Now to the second reason for not doing a sampling recovery study at the LOQ value. My recommendation has been that a recovery study done at a higher spiked amount gives a recovery percentage either the same as or a “worst-case” (that is, lower) as compared to the expected recovery at a lower spiked level. I have written Cleaning Memos about this numerous times in the past, starting in 2007, with the latest one being in October 2020. Some may disagree with this assertion, but so far most reliable evidence is consistent with this principle (recognizing, of course, that most sampling recovery studies do not have the accuracy and/or precision that one would get when measuring a known standard in solution).
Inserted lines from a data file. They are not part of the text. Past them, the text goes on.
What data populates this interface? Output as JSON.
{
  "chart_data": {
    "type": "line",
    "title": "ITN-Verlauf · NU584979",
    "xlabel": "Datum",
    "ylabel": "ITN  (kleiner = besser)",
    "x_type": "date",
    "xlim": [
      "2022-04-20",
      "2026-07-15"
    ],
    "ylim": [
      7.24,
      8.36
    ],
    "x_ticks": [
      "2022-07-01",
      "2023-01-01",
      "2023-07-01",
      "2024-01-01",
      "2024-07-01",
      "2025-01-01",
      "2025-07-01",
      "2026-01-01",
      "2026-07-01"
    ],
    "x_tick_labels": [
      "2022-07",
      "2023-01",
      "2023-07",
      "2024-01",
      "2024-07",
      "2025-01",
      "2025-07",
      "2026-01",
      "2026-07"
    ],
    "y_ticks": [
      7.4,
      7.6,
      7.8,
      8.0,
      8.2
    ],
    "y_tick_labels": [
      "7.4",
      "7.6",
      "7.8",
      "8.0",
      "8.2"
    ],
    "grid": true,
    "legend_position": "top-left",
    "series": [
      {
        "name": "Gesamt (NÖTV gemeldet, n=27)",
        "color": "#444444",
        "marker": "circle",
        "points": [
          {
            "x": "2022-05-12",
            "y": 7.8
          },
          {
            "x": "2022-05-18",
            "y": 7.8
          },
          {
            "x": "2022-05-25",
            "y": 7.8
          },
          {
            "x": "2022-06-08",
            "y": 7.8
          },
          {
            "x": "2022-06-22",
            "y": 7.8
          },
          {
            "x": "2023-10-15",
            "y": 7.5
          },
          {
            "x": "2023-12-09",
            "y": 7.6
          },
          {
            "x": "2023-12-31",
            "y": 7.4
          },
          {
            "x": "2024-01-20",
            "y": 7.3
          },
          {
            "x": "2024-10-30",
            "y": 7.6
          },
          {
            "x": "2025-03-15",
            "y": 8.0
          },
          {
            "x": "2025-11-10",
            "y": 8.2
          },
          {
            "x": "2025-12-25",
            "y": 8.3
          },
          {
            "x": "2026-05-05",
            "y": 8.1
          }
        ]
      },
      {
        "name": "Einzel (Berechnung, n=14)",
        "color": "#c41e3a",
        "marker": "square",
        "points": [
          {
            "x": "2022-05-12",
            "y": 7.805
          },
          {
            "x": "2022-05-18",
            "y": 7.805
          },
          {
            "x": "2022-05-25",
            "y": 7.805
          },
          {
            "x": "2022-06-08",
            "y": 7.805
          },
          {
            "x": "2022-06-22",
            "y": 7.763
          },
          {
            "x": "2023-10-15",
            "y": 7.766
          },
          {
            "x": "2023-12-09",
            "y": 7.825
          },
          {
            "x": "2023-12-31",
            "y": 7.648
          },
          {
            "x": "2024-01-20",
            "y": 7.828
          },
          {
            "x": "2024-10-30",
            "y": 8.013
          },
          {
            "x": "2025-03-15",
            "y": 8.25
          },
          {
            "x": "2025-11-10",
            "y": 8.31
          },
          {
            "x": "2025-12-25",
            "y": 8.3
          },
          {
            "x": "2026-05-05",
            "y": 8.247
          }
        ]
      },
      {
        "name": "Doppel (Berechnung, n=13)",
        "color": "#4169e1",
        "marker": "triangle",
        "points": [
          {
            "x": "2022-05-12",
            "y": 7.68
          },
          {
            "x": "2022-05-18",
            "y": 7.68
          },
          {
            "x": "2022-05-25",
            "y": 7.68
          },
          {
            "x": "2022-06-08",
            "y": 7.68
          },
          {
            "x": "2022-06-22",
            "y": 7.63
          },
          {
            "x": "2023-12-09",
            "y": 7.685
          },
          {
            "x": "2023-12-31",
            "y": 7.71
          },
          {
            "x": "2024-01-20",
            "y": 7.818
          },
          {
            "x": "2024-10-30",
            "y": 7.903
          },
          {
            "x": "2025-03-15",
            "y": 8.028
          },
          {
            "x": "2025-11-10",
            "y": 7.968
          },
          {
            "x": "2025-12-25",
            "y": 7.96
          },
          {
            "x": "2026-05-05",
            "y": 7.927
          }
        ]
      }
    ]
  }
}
To illustrate what happens in this second situation, let’s suppose I do a sampling recovery study at a spiked level to give 10.0 ppm (the acceptance limit value), but my measured residue level is 7.4 ppm. In that case I report a sampling recovery of 74%. Now in my actual cleaning validation protocol, I measure 2.7 ppm (above my LOQ), and I apply the recovery percentage of 74% and report out a correct value of 3.6 ppm. I assume that if I actually did a recovery study at a lower level, my sampling recovery percentage would most likely be either the same or slightly higher, meaning that my reporting of 3.6 ppm is a number that is reliably below my acceptance limit.
As a second illustration , let’s suppose I do a sampling recovery study at a spiked level to give 2.0 ppm (the LOQ value), but my measured residue level is below LOQ. In that case, I apply the same recovery percentage of 74% to the LOQ value of 2.0 ppm and report out a corrected value of 2.7 ppm (or no more than 2.7 ppm). In this case I would also assume that if I could actually do a recovery study at a 2.0 ppm (which as discussed above is problematic), my sampling recovery percentage would most likely be either the same or slightly higher; meaning that my reporting of 2.7 ppm is a number that is reliably below my acceptance limit.
So the main take home lesson here is to avoid trying to do a sampling recovery study at the LOQ value; only do the recovery study at the acceptance limit. If you really insist on doing a sampling recovery study at a value closer to the LOQ, do an additional study (in addition to the study at the acceptance limit) at a value 50% greater than the LOQ. This will assure that if the sampling recovery percentage is at least 70%, the measured value in your recovery study will not be below the LOQ.
Let me also clarify that the LOQ I refer to in this Cleaning Memo is the LOQ of the residue in solution; some companies also will refer to a LOQ as the calculated “sampling LOQ” (by taking the solution LOQ and dividing it by the sampling recovery percentage). I am not referring to that latter use.
Also note that (technically speaking) if my measured value in a cleaning validation protocol is less than the LOD (Limit of Detection), then I should consider applying the recovery percentage to my LOD value. For example, if my LOD were 1.0 ppm and my sampling recovery percentage were 78%, then I should really report out that the value is <1.3 ppm (and not <1.0 ppm). In almost all situations this will not materially affect whether I pass or fail in a cleaning validation protocol as long as my LOD is not the same as my acceptance limit. If my LOD were the same as acceptance limit, I would refine my analytical procedure to lower the LOD, refine my sampling parameters (such as extracting my swab with a smaller volume of solvent), increase my limit (such as by making a larger batch of the next product), and/or dedicate the equipment to that one product.
In all cases, consider the real objective, along with the variability and limitations of your analytical method, in designing a recovery study.